I analyze genomes of newborns with rare, undiagnosed disorders to resolve the genetic basis of their disorders. Many were identified from population based newborn screening for severe combined immundeficiencies (SCID), that revealed low or absent T cell receptor excision circles (TRECs), a biomarker for T-cell lymphocyte production. To interpret genomic variant data, we developed an analysis protocol whose distinctive features enabled solving numerous clinical cases. It integrates variant annotation, variant filtering, and gene prioritization to prioritize millions of called variants to a manageable shortlist of possible causative variants. We are able to make a definitive diagnosis of several rare immune related disorders with uncharacteristic symptoms with success rate of ~50% in cases with parent-child trios. Early detection provides information to offer prompt appropriate treatment and guidance, family genetic counseling, and avoidance of the diagnostic odyssey.

We are not yet as good at interpreting the genomic data as we are at generating them. Still, identifying the disease-causing mutations in the genome is merely the first step in untangling the downstream effects that lead to disease. Biological systems are characterized by complex and dense network of interactions among the molecules in a cell. Even in the simplest monogenic genetic disorders, our understanding of disease etiologies is rudimentary. Using phenylketonuria as a model monogenic disorder, I am studying how interactions among different mutations in the PAH gene can modulate disease severity.

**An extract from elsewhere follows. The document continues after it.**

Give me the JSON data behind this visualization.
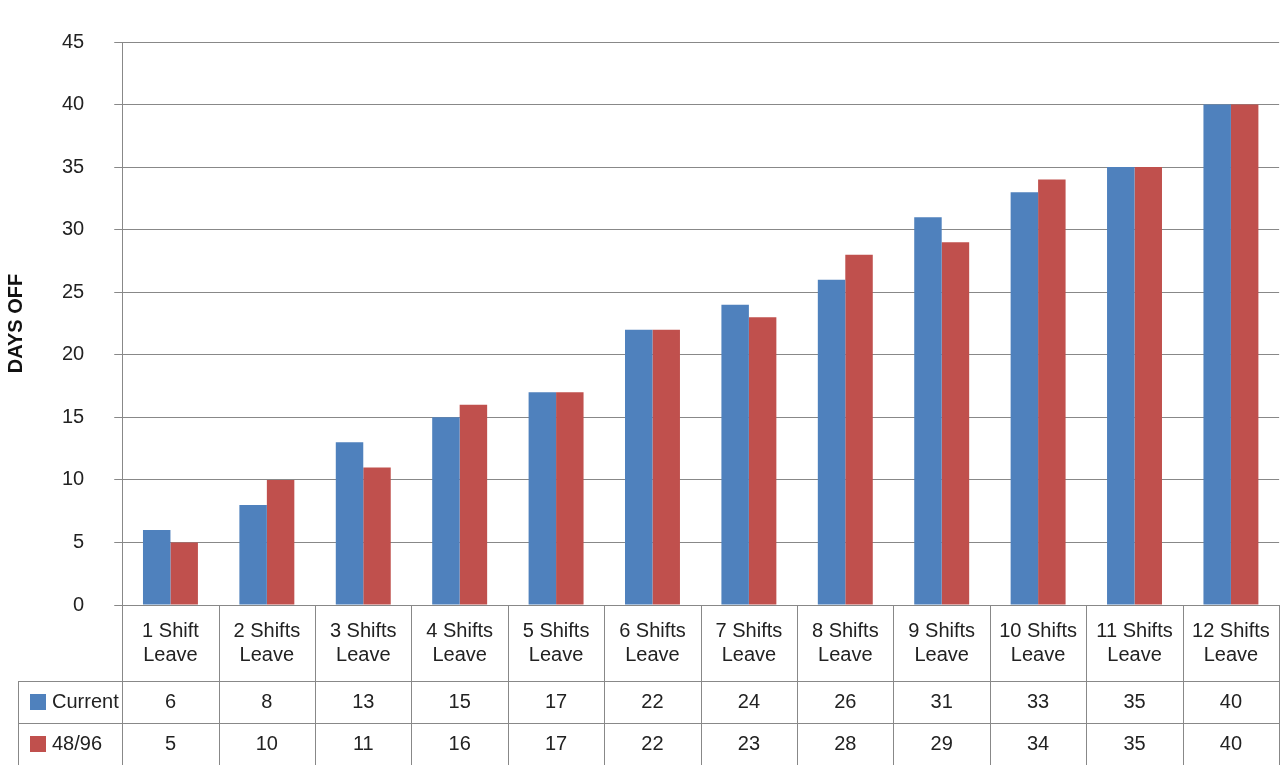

Analysis of large global genomic datasets of PKU patients has revealed interesting mutational relationships which are often population-specific. I am also working on computational methods to integrate high throughput biophysics measurements of intermediate phenotypes like protein stability and enzyme activity to produce better genetype-phenotype relationships in monogenic disorders.

I have a longstanding interest in understanding how the fundamental interactions in biomolecules give rise to their structure and dynamics. I have developed computational models for protein folding that unify the prediction of a protein's folding pathways as well as secondary/tertiary structure using only is primary amino acid sequence. The underlying algorithm uses a search strategy inspired by the observation that proteins in nature fold in a sequential fashion by incrementally stabilizing native-like sub-structures or "foldons". I have adapted similar ideas towards several protein engineering applications. I am currently exploring methods to understand the effect of mutations in protein conformational landscapes.